Tutti nel punto più vicino. Complici le disposizioni che invitano a recarsi nel punto vendita più vicino, le grandi superfici di vendita all’interno dei centri commerciali della provincia hanno registrato cali di fatturato che vanno dal 30 al 70%, cali della clientela che toccano punte dell’80%; nei vari ipermercati, il personale denuncia casi di malattia per il 35-40% del totale; la percentuale media di calo di scontrini si aggira sul 50%, mentre c’è un incremento dello scontrino medio, a testimonianza che vi si reca solo per spese più consistenti, e non più per la spesa giornaliera. E intanto, volano i discount: in alcune catene, il fatturato di marzo è salito del 100% rispetto allo stesso mese del 2019, e le catene sono disperatamente alla ricerca di personale, mentre i “concorrenti nobili” iniziano a far ricorso agli ammortizzatori sociali. «Quella che era una tendenza già in atto (crisi di iper e ripresa del negozio) il virus lo sta accentuando. Le gallerie commerciali vengono percepite come luoghi non sicuri e non accoglienti, e comunque lontani e fuori dalle cerchie concesse dai comuni».
Dieci anni di calo. Già prima della crisi sanitaria, a Bergamo, in 10 anni, è stato registrato un calo del 30% degli occupati del settore; la produttività è scesa del 22%; la superficie complessiva di vendita non cresce più; oltre la metà dei consumatori preferisce fare la spesa sotto casa, e i negozi indipendenti specializzati hanno l’indice di soddisfazione più alto (47%). «Dopo la “sbornia inauguratrice” dei primi 2000, negli ultimi cinque anni le nuove aperture in provincia di Bergamo sono stati una decina di nuovi Discount e altrettanti supermercati di medie dimensioni. Niente più iper…». In questo orizzonte, i discount hanno registrato la migliore crescita media annua delle vendite: più 9,6%, mentre la rete di punti vendita della Gdo nel suo complesso è stata ridotta dello 0,6%. Nel 2018 (ultimo bilancio disponibile), i discount occupano una fetta di mercato del 18,5%. In 10 anni sono cresciuti del 5%, e nelle zone in cui è stato aperto un nuovo discount, gli ipermercati hanno registrato una flessione negativa del 3%. Anche a Bergamo, nei bilanci delle grandi catene, si legge che a fine 2017, la grande distribuzione ha avuto un incremento dei fatturati dello 0,6%, i “supermercati tradizionali” del 24,2, i discount del 44,3%.

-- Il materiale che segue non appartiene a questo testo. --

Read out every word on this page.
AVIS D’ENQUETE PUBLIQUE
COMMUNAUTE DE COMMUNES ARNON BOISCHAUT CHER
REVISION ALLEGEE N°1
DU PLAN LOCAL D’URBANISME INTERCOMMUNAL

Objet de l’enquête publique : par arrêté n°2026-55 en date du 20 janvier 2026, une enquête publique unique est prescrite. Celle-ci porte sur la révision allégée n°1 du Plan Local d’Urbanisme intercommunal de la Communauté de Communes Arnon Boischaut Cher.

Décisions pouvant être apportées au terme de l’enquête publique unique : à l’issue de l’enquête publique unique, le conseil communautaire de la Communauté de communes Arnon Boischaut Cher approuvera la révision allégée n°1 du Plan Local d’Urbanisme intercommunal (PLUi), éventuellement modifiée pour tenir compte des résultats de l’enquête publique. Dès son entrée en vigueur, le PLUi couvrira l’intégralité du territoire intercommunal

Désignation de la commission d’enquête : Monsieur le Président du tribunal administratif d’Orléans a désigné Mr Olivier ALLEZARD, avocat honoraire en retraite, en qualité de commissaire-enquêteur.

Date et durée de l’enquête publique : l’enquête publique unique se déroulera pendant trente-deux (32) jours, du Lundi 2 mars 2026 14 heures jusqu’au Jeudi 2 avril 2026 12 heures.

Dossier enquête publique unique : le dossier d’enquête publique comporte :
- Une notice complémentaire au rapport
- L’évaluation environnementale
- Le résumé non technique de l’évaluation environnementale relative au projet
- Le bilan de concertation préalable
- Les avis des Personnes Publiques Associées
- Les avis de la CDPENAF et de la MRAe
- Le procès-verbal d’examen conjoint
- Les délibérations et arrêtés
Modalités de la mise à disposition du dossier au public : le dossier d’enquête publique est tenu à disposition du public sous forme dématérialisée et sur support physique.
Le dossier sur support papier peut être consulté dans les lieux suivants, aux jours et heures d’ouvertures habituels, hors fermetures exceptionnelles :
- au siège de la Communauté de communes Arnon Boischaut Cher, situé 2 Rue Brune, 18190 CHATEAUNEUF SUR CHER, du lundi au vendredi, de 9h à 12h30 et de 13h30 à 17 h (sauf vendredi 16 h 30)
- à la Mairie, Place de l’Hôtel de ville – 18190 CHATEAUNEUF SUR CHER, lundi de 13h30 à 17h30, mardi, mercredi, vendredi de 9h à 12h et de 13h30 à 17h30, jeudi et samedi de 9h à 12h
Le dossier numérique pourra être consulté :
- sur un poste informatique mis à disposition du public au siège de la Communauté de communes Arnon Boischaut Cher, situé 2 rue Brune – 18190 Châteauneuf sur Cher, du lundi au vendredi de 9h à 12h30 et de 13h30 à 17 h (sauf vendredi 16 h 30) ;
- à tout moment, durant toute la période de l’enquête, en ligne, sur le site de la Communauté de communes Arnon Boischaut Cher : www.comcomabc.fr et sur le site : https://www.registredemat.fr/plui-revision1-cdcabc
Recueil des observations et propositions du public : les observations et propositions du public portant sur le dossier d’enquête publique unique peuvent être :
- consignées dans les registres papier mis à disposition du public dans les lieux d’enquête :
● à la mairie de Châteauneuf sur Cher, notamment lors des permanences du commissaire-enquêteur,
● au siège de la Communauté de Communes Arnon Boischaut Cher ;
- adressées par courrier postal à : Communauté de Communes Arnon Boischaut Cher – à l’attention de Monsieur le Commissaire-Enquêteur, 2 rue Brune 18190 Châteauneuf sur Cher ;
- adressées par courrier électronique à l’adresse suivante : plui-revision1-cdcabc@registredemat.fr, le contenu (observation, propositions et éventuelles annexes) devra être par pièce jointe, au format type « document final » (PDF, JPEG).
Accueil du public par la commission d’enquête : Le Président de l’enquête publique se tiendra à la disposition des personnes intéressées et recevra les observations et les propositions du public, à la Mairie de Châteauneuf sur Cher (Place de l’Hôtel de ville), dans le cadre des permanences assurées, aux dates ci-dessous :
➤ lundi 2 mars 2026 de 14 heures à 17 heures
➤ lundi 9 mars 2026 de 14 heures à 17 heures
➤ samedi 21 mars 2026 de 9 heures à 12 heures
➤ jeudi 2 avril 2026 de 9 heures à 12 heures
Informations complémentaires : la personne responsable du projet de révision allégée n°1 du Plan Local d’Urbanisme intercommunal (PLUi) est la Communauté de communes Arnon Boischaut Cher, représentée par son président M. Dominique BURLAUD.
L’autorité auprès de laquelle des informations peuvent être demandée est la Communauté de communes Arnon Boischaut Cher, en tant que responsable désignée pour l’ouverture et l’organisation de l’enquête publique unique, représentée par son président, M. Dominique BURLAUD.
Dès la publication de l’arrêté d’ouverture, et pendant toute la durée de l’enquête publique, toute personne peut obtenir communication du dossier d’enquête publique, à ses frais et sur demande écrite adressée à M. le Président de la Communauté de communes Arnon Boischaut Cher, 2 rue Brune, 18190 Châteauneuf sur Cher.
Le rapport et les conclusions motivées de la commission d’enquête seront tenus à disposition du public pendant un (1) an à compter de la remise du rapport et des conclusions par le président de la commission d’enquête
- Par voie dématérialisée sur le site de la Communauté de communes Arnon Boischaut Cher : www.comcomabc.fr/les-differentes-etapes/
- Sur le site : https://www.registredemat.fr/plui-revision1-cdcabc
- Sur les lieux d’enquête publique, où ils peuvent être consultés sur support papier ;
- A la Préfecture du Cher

E il no food? «Intanto, il settore su cui ancora non si riesce a fare considerazioni “scientifiche”, è il no food: tutti i negozi sono chiusi, e molta parte del mercato si è spostata sul commercio on line… Cosa succederà con la ripresa?», si chiede Citerio, «Gli ipermercati nei centri commerciali in provincia occupano circa 6000 dipendenti – conclude il sindacalista -: in tante situazioni sono già stati attivati ammortizzatori sociali, con qualcun altro se ne sta discutendo, mentre le catene discount chiedono aiuto per reclutare personale…».